Un giovinetto biondo convalescente è sceso dal letto e zoppicando è andato a spalancare le vetrate delle finestre e a chiudere le imposte. Si vede che ha pratica di quella musica.

— Sicuro; i vetri.... — L’infermiera si scuote e si affretta anch’essa ad aprire le vetrate.

Il Maggior medico si affaccia alla porta della corsìa: — Signorina, venga giù! Stiamo trasportando i nostri dal secondo piano al refettorio terreno. Questi, naturalmente, non si possono muovere: ci sono troppe scale e troppo poco posto.... Scenda, signorina!

I feriti non comprendono le parole, ma comprendono il gesto d’invito, e una espressione di ansietà si dipinge sui visi pallidi.

La voce della donna, che prima aveva tremato, ora è ferma: — No, grazie, signor Maggiore; rimango. Tanto, qui o giù è lo stesso, e se non si può portar giù anche loro....
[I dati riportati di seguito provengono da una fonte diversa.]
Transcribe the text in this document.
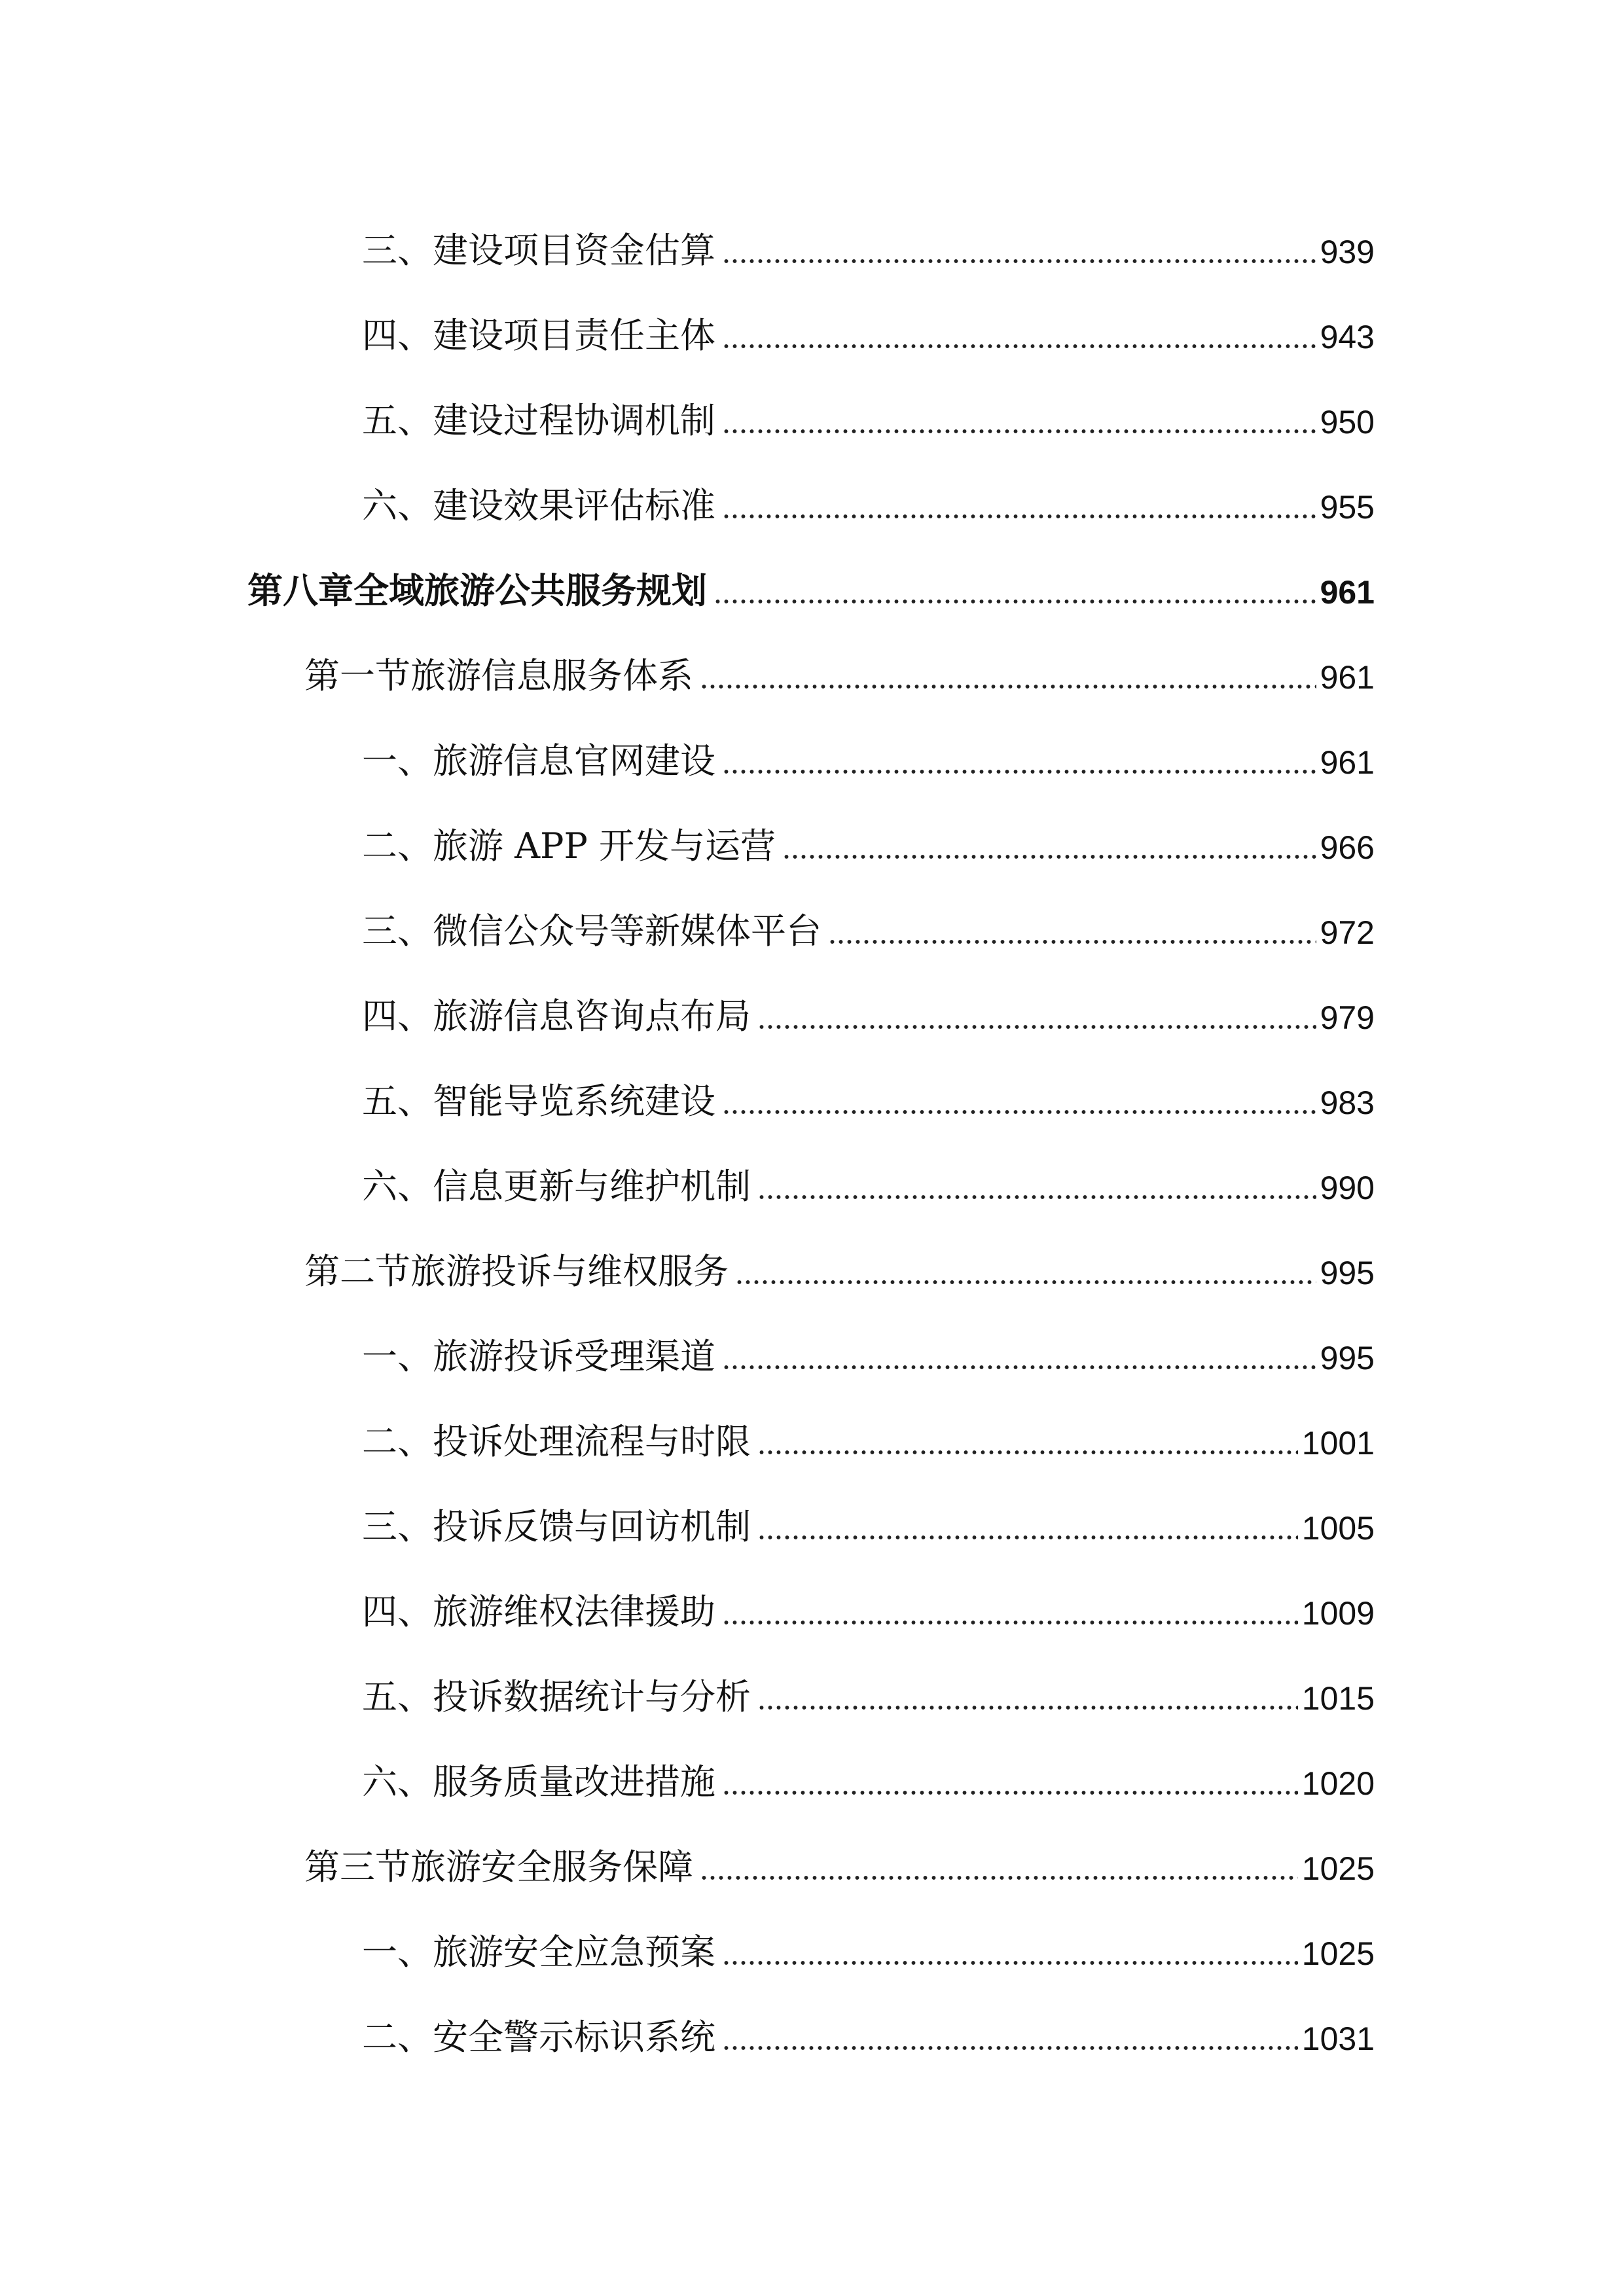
三、建设项目资金估算	939
四、建设项目责任主体	943
五、建设过程协调机制	950
六、建设效果评估标准	955
第八章全域旅游公共服务规划	961
第一节旅游信息服务体系	961
一、旅游信息官网建设	961
二、旅游 APP 开发与运营	966
三、微信公众号等新媒体平台	972
四、旅游信息咨询点布局	979
五、智能导览系统建设	983
六、信息更新与维护机制	990
第二节旅游投诉与维权服务	995
一、旅游投诉受理渠道	995
二、投诉处理流程与时限	1001
三、投诉反馈与回访机制	1005
四、旅游维权法律援助	1009
五、投诉数据统计与分析	1015
六、服务质量改进措施	1020
第三节旅游安全服务保障	1025
一、旅游安全应急预案	1025
二、安全警示标识系统	1031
Il Maggiore dice semplicemente: — Va bene, — ma dà un’occhiata di paterna approvazione alla figurina bianca: — Mi rincresce di non poter rimanere anch’io; ma debbo attendere al trasporto dei nostri.... — e ridiscende in fretta.

Un altro silenzio — la corsìa è quasi buia ora che tutte le imposte sono accostate — poi, uno scoppio tremendo, vicinissimo; un crollo, ed un crepitar di scheggie e di macerie contro il muro dell’ospedale.

— La chiesa! Questa è caduta sulla chiesa.... Un miagolìo, e poi un altro schianto, e un altro, e un altro....

— Questa è caduta nel cortile dell’ospedale ed ha abbattuto il muro di cinta. Pur che le scheggie non arrivino sino ai nostri malati, nel refettorio.... Fermo, Franz! Volete un po’ d’acqua?